Hemmerling had run Milwaukie standby Vic's Tavern for the past decade, while Banash worked at strip emporium Exotica, Voodoo Lounge and Vic's. When they opened Slow Bar, their barflies buzzed in after them. The club's highbrow affections come courtesy of ex-Higgins and Tabla cook Amy Jermain, whose ambitious Slow menu includes ceviche and stinky cheese. Add to that the fact that the crimson-lit space is named after Slow Club, the infamous boîte in David Lynch's Blue Velvet--and Slow Bar starts to make a bit more sense.

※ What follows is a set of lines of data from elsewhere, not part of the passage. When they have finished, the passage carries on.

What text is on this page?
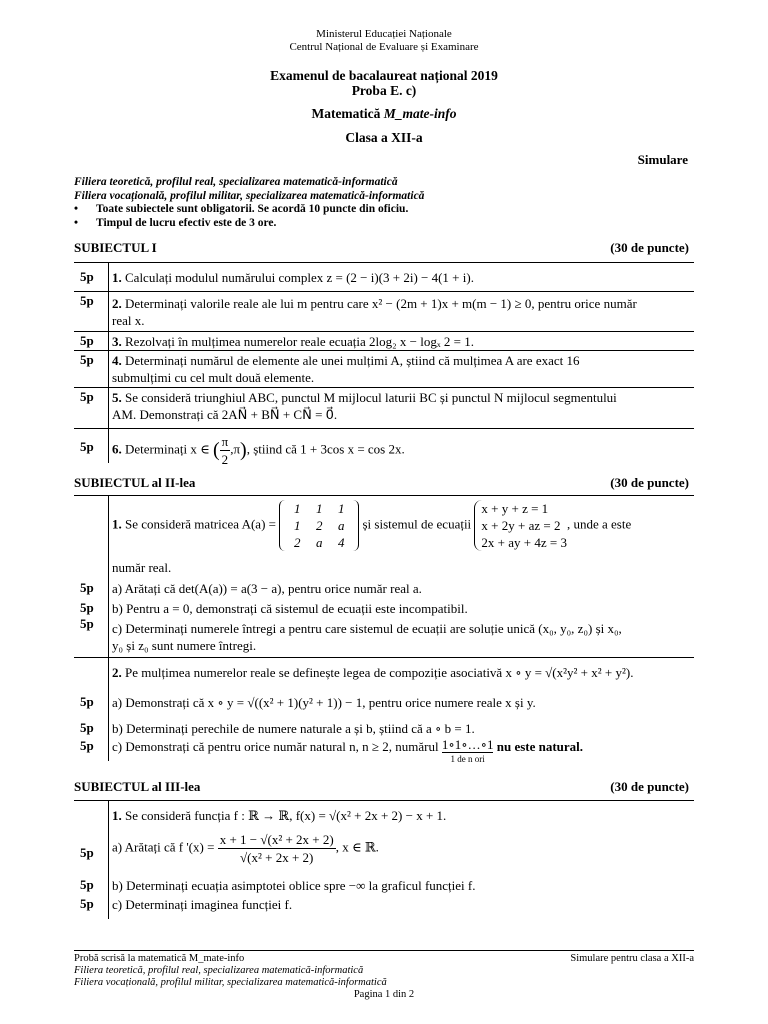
Ministerul Educației Naționale
Centrul Național de Evaluare și Examinare
Examenul de bacalaureat național 2019
Proba E. c)
Matematică M_mate-info
Clasa a XII-a
Simulare
Filiera teoretică, profilul real, specializarea matematică-informatică
Filiera vocațională, profilul militar, specializarea matematică-informatică
•	Toate subiectele sunt obligatorii. Se acordă 10 puncte din oficiu.
•	Timpul de lucru efectiv este de 3 ore.
SUBIECTUL I	(30 de puncte)
5p	1. Calculați modulul numărului complex z = (2 − i)(3 + 2i) − 4(1 + i).
5p	2. Determinați valorile reale ale lui m pentru care x² − (2m + 1)x + m(m − 1) ≥ 0, pentru orice număr
real x.
5p	3. Rezolvați în mulțimea numerelor reale ecuația 2log₂ x − logₓ 2 = 1.
5p	4. Determinați numărul de elemente ale unei mulțimi A, știind că mulțimea A are exact 16
submulțimi cu cel mult două elemente.
5p	5. Se consideră triunghiul ABC, punctul M mijlocul laturii BC și punctul N mijlocul segmentului
AM. Demonstrați că 2AN⃗ + BN⃗ + CN⃗ = 0⃗.
5p	6. Determinați x ∈ ( $\frac{\pi}{2} ,\pi$), știind că 1 + 3cos x = cos 2x.
SUBIECTUL al II-lea	(30 de puncte)
1. Se consideră matricea A(a) = 1 1 1
1 2 a
2 a 4 și sistemul de ecuații x + y + z = 1
x + 2y + az = 2
2x + ay + 4z = 3, unde a este
număr real.
5p	a) Arătați că det(A(a)) = a(3 − a), pentru orice număr real a.
5p	b) Pentru a = 0, demonstrați că sistemul de ecuații este incompatibil.
5p	c) Determinați numerele întregi a pentru care sistemul de ecuații are soluție unică (x₀, y₀, z₀) și x₀,
y₀ și z₀ sunt numere întregi.
2. Pe mulțimea numerelor reale se definește legea de compoziție asociativă x ∘ y = √(x²y² + x² + y²).
5p	a) Demonstrați că x ∘ y = √((x² + 1)(y² + 1)) − 1, pentru orice numere reale x și y.
5p	b) Determinați perechile de numere naturale a și b, știind că a ∘ b = 1.
5p	c) Demonstrați că pentru orice număr natural n, n ≥ 2, numărul 1∘1∘…∘1
1 de n ori nu este natural.
SUBIECTUL al III-lea	(30 de puncte)
1. Se consideră funcția f : ℝ → ℝ, f(x) = √(x² + 2x + 2) − x + 1.
5p	a) Arătați că f '$(x) = \frac{\text{x + 1 − √(x² + 2x + 2)}}{\text{√(x² + 2x + 2)}}$ , x ∈ ℝ.
5p	b) Determinați ecuația asimptotei oblice spre −∞ la graficul funcției f.
5p	c) Determinați imaginea funcției f.
Probă scrisă la matematică M_mate-info	Simulare pentru clasa a XII-a
Filiera teoretică, profilul real, specializarea matematică-informatică
Filiera vocațională, profilul militar, specializarea matematică-informatică
Pagina 1 din 2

It's clever, really. Steeping your digs in Lynchian lore gives a new business still searching for its personality some immediate character--and free license on furnishings. The elk antlers that hang above the mirrored bar? A direct reference to the decor inside the Velvet crew's infamous haunt. Why no macrobrews on tap, except for PBR? Probably because Dennis Hopper's character Frank Booth says, "Heineken? Fuck that shit. Pabst Blue Ribbon!" The awful, chintzy, 1980s-style vases packed with curly willow and dried flowers? You got us there.

Slow Bar's five booths are their own movie-worthy characters: nearly 5 feet tall, padded and stained as red as blood, they're the kind of cushy, shadowy caves built for feeling up strangers and snorting illegal substances. God and the devil themselves could be bargaining over your soul in the very next booth--you'd never know.

Most every night, the bar is packed with one or two factions of its fan base, from graying, lecherous men in Hawaiian print shirts to blunt-banged hipster girls. The owners plan to expand Slow Bar in the next six months, adding pool tables and pinball machines, but Banash says their goal of making the kind of bar that they wanted to hang out at has already been met.

"One night around 12:30 am, when everybody was tipsy, somebody played a Journey song on the jukebox," Banash says. "There were 50 people here. They were all singing it out loud together with their beers in the air. It was like a scene out of a movie."

Yeah, a cinematic moment that's a hell of a lot easier to understand than anything in Blue Velvet.